World Refining Capacity

Broadly speaking, refining developed in consuming areas, because it was cheaper to move crude oil than to move product.  Furthermore, the proximity to consuming markets made it easier to respond to weather-induced spikes in demand or to gauge seasonal shifts.  Thus, while the Mideast is the largest producing region, the bulk of refining takes place in the United States, Europe or Asia

There have historically been a few exceptions, concentrations of refining capacity that were not proximate to consuming markets.  A refining center in the Caribbean, for instance, supplied heavy fuel oil to the U.S. East Coast where it was used for power, heat, and electric generation.  As the demand for this heavy fuel oil, or residual fuel oil, waned, so did those dedicated refineries.  While the Caribbean refineries, as well as refineries in the Middle East and in Singapore, were built for product export, they are the exception.  As such, most refineries meet their "local" demand first, with exports providing a temporary flow for balancing supply and demand.  

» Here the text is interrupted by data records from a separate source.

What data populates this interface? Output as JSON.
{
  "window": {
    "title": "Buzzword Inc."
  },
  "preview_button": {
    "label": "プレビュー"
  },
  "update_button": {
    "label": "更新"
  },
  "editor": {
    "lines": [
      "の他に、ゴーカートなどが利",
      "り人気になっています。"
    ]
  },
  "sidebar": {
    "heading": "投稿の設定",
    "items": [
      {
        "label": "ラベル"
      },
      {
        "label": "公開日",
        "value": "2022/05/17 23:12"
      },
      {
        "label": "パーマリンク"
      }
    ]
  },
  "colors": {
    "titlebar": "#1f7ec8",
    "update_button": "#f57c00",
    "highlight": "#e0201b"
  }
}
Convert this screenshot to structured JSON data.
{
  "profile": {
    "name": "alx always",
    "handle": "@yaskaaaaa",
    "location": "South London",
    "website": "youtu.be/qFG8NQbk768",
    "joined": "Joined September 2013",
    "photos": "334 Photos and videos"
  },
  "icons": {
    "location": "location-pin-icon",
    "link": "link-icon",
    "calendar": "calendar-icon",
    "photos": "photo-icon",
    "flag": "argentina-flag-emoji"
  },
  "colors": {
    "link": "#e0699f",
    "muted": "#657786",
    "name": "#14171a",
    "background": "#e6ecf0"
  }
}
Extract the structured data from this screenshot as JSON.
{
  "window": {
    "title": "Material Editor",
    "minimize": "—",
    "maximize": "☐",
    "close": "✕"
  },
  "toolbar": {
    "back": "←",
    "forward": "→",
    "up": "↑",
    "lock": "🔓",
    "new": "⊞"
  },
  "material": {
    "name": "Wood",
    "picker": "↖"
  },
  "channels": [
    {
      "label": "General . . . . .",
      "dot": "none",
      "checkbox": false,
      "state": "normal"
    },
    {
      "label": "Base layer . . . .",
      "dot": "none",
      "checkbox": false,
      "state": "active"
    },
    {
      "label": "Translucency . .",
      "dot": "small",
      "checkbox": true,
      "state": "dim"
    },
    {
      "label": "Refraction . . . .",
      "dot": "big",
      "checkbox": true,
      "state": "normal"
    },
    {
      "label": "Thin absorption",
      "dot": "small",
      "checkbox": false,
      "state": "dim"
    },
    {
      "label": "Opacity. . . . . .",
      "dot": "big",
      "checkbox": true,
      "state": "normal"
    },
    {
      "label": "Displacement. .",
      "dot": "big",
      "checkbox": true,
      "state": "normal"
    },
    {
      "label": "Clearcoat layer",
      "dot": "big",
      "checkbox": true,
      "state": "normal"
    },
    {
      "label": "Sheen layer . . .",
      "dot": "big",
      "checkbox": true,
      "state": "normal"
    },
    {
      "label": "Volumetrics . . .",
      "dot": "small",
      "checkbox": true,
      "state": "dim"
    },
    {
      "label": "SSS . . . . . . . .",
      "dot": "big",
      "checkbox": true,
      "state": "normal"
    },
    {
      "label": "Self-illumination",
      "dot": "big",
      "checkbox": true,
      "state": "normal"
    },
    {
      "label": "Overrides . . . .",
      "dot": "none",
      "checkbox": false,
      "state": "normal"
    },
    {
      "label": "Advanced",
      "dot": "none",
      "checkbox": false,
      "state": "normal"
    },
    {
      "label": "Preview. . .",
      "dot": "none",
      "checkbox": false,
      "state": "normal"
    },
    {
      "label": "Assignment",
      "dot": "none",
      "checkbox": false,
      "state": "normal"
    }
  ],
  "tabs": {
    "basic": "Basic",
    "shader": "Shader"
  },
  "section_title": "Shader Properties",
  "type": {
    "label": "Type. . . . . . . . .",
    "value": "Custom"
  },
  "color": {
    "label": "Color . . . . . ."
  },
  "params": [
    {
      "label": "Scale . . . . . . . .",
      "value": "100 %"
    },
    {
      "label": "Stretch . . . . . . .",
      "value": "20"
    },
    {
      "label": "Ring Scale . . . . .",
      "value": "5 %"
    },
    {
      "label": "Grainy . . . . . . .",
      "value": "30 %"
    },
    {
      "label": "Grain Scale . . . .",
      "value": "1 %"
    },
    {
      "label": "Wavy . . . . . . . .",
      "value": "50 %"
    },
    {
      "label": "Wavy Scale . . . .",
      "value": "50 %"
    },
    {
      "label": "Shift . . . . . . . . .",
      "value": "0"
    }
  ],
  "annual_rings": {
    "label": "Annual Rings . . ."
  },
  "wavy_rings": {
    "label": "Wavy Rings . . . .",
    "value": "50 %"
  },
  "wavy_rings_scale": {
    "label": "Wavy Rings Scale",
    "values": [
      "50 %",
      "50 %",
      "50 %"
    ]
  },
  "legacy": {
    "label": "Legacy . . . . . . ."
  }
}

The largest concentration of refining capacity is in North America (in fact, the United States), accounting for about one-quarter of the crude oil distillation capacity worldwide,  Asia and Europe follow as refining centers. North America (again, the United States) has by far the largest concentration of downstream capacity -- the processing units necessary to maximize output of gasoline.  The gasoline emphasis of course mirrors the demand barrel and hence refinery output of the different regions, since no other global region uses as much of its oil in the form of gasoline as North America does.